Ultimately, the Nth cycle yields the ‘Student N’ model and the integrated database containing Exp-DB and NAug-DBs. The cycle was terminated when the errors of the Exp-DB test set did not show any more significant improvement. This stopping criterion finds the cycle when the remaining data points in CombiSolv-QM no longer synchronize well with the large Aug-DBs cumulated during previous cycles. The solute–solvent pairs not included in Aug-DBs were stored in the so-called Leftover-DB. As a result, the Student 35 model obtained after 35 SSD cycles led to an optimal accuracy, with a total of 932509 ΔGsolv in the integrated database (Details in Fig. 3, vide infra).
Fig. 3 Mean absolute errors (MAEs) and root-mean-square errors (RMSEs) of test sets of Aug-DBs and Exp-DB during the SSD and the sizes of Aug-DBs. |
The resulting model was then subject to subsequent evaluation, error analysis, and applications (Fig. 2C). To evaluate the model's accuracy, mean absolute errors (MAEs), root-mean-square errors (RMSEs), and distributions of errors were investigated. For additional error analysis, we obtained the solute–solvent pairs in QM-DB that overlap with those in other databases (Aug-DBs, Exp-DB, Leftover-DB). Next, we compared their ΔGsolv values acquired from four different sources: experiments (if available), predictions from Student N, SMD-M06-2X/def2-TZVP, and COSMO-RS calculations. Outliers were identified from this comparison, and their chemical structures were analyzed to assess the strengths and weaknesses of each QM method or ML model.

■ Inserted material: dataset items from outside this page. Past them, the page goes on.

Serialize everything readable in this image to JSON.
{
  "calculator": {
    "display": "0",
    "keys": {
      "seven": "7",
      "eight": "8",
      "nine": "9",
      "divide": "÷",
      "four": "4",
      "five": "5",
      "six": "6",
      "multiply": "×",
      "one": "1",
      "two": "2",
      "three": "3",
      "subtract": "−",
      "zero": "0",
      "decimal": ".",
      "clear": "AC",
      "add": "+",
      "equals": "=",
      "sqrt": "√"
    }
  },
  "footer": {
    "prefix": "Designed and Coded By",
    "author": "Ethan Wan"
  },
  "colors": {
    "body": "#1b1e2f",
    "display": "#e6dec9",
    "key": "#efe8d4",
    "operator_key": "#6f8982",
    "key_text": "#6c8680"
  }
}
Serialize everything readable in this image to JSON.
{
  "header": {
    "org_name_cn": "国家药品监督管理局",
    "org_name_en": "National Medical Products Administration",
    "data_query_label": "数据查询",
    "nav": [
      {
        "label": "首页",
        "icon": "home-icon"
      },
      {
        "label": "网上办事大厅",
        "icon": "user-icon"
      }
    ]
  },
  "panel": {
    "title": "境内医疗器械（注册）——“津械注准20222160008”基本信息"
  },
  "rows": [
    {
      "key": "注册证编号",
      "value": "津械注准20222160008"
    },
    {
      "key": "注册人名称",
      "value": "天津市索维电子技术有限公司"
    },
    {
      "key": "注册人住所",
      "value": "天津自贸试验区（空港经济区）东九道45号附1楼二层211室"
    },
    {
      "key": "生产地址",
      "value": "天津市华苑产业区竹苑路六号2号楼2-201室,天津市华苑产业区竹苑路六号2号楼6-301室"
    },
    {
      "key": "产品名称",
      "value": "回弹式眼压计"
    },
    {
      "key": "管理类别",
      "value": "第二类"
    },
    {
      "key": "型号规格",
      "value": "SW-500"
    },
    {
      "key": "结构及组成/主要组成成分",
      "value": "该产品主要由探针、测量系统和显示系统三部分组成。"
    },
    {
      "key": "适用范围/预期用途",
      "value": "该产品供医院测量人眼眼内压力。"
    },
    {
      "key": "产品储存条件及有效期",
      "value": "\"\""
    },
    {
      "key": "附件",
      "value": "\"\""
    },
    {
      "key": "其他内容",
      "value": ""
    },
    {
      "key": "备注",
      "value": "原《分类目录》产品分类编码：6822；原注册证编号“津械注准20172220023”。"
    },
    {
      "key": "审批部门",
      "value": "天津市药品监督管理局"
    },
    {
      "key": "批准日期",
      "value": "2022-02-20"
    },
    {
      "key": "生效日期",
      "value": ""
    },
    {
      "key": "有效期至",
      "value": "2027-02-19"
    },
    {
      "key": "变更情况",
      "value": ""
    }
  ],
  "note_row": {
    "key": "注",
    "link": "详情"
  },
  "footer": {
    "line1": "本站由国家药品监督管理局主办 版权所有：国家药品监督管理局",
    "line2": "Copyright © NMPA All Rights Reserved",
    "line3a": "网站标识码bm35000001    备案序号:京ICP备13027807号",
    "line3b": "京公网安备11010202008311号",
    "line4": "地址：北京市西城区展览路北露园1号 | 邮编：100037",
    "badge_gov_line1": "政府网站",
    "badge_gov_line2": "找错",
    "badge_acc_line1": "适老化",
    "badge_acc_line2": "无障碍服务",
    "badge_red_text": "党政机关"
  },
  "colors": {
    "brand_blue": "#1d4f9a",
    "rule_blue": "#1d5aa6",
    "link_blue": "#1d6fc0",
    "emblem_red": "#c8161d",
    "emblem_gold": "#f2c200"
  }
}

Fig. 3 illustrates the results from the SSD training (Fig. 2A) of the GNNs shown in Fig. 1C. The initial training to obtain the Teacher model resulted in the MAE of 0.27 kcal mol−1 for the test set of Exp-DB. As the SSD cycles proceeded, Aug-DBs gradually increased. Interestingly, the MAE for the Exp-DB test set reached a minimum at Student 13 (0.22 kcal mol−1), while the database grew from 11637 to 639925 data points. This indicates that the SSD scheme works appropriately in the data augmentation while the model still captures experimental solubility trends. On the contrary, the MAEs did not decrease in Control models (0.27 kcal mol−1 for both Teacher and Control-13), demonstrating that simply merging solubilities from experiments and COSMO-RS is not advantageous for accurate predictions of experimental solubilities. Moreover, Control at the 13th SSD cycle shows a discrepancy of 0.23 kcal mol−1 between test set MAEs of Exp-DB and Aug-DBs (0.27 vs. 0.04), whereas that from SSD is only 0.11 kcal mol−1 (0.22 vs. 0.11). In other words, more severe overfitting to Aug-DBs occurred in Control than in SSD.
It is hard to guarantee that 13 SSD cycles are sufficient to obtain the best model since the MAE is not the only metric for evaluating the accuracy. We analyzed RMSEs of Student models that show more irregular trends than MAEs. The initial Teacher training resulted in the RMSE of 0.66 kcal mol−1 for the test set of Exp-DB. As the SSD proceeds, the Exp-DB test set RMSE gradually decreases in general, while it fluctuates intermittently until Student 22. The accuracy of SSD models begins to surpass Control models in terms of RMSEs after Student 22. The best accuracy was achieved in Student 35 with an RMSE of 0.50 kcal mol−1, whereas the RMSE of the 35th Control model is 0.59 kcal mol−1. Although the MAE slightly increased from Student 13 to Student 35 (0.22–0.25 kcal mol−1), the RMSE reaches a minimum with the more extensive database (932509 data points) compared to Student 13 (639925 data points). The SSD cycles after Student 35 did not effectively improve the accuracy. RMSE is a good metric for penalizing large errors of outliers,91 indicating that Student 35 effectively alleviates prediction errors of Exp-DB outliers while maintaining reliable accuracy for other data points. It should be emphasized that MAE was used for the loss function (details in the Methods section), but RMSE was also minimized during the later stages of SSD. This result implies the importance of including a large amount of data to reduce high prediction errors of outliers by iterating the SSD loop multiple times. Moreover, the best accuracy was obtained in Student 35 when the prediction accuracy was assessed against the ‘external data set’ of 371 experimental partition coefficients (details in the Application 2 section).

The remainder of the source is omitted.